To date, large-scale, quantitative genetic interaction data has only been collected in S. cerevisiae. The S. pombe dataset described in this study is the largest genetic interaction map generated in another species, allowing us to carry out an extensive evolutionary analysis of the GI network architecture of two eukaryotic species. To facilitate this comparative cross-species analysis, we developed an algorithm to integrate the majority of existing quantitative genetic interaction data from S. cerevisiae into a single dataset, including data from a recent genome wide screen (Costanzo et al., 2010) and several smaller scale functionally focused E-MAP screens (Dataset S4) (Schuldiner et al., 2005; Collins et al., 2007; Wilmes et al., 2008; Fiedler et al., 2009; Aguilar et al., 2010; Bandyopadhyay et al., 2010; Zheng et al., 2010; Hoppins et al., 2011; unpublished data). The scoring system used to generate the genome wide dataset (SGA-score (Baryshnikova et al., 2010)) differs from that used to generate the functionally focused E-MAP datasets (S-score (Collins et al., 2010)), although both methods attempt to model the same biological phenomena. We first verified that the genome wide data were of similar quality to the functionally focused screens in terms of internal reproducibility (Figure S4A), ability to predict known genetic interactions (Figure S4B) and ability to predict protein-protein interactions (Figure S4C). We then verified that the genetic interaction scores from both methods were highly correlated (Figure S5A). Despite this high correlation, the range and distribution of interaction scores from both methods were significantly different (Figure S5B). To overcome this, a non-linear scaling method was applied to the genome-wide data (Figure S5C-E, Supplemental Methods) and the smaller scale E-MAP datasets before all S. cerevisiae data were merged into a final dataset (Dataset S4).

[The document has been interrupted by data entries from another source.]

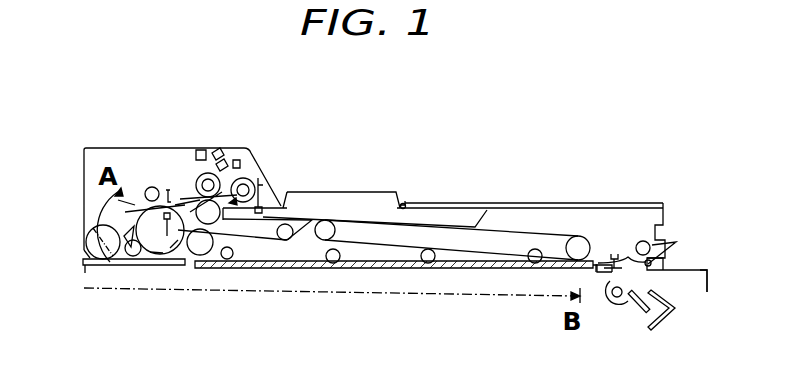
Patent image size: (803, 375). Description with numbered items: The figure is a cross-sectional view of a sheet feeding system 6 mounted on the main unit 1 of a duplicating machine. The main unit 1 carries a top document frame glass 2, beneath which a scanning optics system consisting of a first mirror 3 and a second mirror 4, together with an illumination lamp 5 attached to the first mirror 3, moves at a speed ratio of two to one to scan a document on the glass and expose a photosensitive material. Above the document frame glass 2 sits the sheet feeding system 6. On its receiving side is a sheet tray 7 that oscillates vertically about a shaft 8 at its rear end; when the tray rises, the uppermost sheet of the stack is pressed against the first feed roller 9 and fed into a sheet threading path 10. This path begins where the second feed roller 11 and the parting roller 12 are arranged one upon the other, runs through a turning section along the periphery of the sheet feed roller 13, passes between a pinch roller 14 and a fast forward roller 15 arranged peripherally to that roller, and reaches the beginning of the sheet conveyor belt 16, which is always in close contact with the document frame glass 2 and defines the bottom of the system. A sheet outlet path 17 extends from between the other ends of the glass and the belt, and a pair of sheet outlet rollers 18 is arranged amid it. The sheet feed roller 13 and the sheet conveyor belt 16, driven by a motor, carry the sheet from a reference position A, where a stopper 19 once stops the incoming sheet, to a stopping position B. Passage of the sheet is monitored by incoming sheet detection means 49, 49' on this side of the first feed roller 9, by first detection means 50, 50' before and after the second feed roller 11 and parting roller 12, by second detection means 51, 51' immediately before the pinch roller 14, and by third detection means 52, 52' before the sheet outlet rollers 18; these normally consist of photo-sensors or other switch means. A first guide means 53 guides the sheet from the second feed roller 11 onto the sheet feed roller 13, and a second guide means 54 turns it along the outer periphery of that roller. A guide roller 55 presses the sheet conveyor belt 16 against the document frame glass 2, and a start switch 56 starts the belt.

The main unit 1 is at (709, 288).
The document frame glass 2 is at (379, 268).
The first mirror 3 is at (637, 304).
The second mirror 4 is at (663, 318).
The illumination lamp 5 is at (612, 300).
The sheet feeding system 6 is at (84, 153).
The sheet tray 7 is at (290, 193).
The shaft 8 is at (404, 203).
The first feed roller 9 is at (250, 175).
The sheet threading path 10 is at (172, 198).
The second feed roller 11 is at (205, 172).
The parting roller 12 is at (209, 224).
The sheet feed roller 13 is at (143, 243).
The pinch roller 14 is at (138, 214).
The fast forward roller 15 is at (112, 268).
The sheet conveyor belt 16 is at (250, 238).
The sheet outlet path 17 is at (610, 268).
The sheet outlet rollers 18 is at (657, 247).
The stopper 19 is at (130, 199).
The incoming sheet detection means 49 is at (266, 177).
The incoming sheet detection means 49' is at (375, 188).
The first detection means 50 is at (245, 156).
The first detection means 50' is at (190, 284).
The second detection means 51 is at (138, 155).
The second detection means 51' is at (156, 290).
The third detection means 52 is at (619, 211).
The third detection means 52' is at (592, 222).
The first guide means 53 is at (176, 198).
The second guide means 54 is at (124, 227).
The guide roller 55 is at (334, 263).
The start switch 56 is at (221, 162).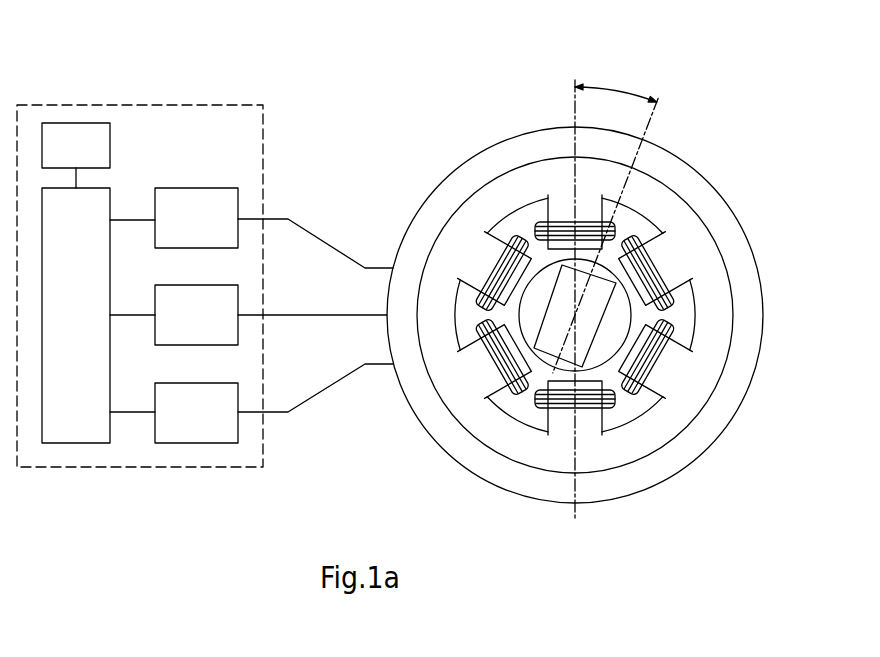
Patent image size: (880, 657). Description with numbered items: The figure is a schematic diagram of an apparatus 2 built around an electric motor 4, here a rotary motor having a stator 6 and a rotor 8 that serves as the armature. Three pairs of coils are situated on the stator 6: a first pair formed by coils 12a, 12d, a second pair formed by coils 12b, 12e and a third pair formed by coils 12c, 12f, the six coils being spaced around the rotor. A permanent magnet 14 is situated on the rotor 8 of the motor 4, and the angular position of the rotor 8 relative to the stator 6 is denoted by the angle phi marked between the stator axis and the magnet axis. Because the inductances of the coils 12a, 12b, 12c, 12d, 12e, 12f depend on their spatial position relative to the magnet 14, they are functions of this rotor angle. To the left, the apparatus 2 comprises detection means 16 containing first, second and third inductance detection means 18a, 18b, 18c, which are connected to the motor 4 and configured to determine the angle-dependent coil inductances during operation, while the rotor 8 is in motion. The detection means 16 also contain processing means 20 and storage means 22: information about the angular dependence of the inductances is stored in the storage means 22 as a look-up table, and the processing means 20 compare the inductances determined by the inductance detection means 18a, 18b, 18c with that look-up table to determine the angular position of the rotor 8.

The identification of conserved biological sub-networks is a growing field of research (Sharan and Ideker, 2006). For example, methods have been developed to identify conserved linear pathways (Kelley et al., 2003) or protein complexes (Sharan et al., 2005) from protein interaction networks, or conserved co-regulated modules from gene expression (Stuart et al., 2003) or chromatin immunoprecipitation data (Tan et al., 2007). We developed a clustering procedure designed specifically to identify conserved functional modules from genetic interaction data (see Supplemental Methods for full details) and used it to identify 105 evolutionarily conserved functional modules present in both species (Figure 4A, Table S2). Gene Ontology (GO) analysis indicated that 61 of them are significantly enriched for known complexes, including the mitotic checkpoint complex (mad1, mad2, mad3, bub3) (Fraschini et al., 2001), or for pathways, such as the alg genes involved in oligosaccharyl synthesis (alg5, alg6, alg8, alg9, alg12, die2) (Jakob, 1998). A literature survey of the remaining 44 modules revealed that, although not documented in the Gene Ontology, many of them belong to the same pathway or complex, including the Tma20/Tma22 translation complex (Fleischer et al., 2006) and Aim13/Fcj1 (Figure 4A), which is part of the recently discovered MitOS complex (Hoppins et al., 2011).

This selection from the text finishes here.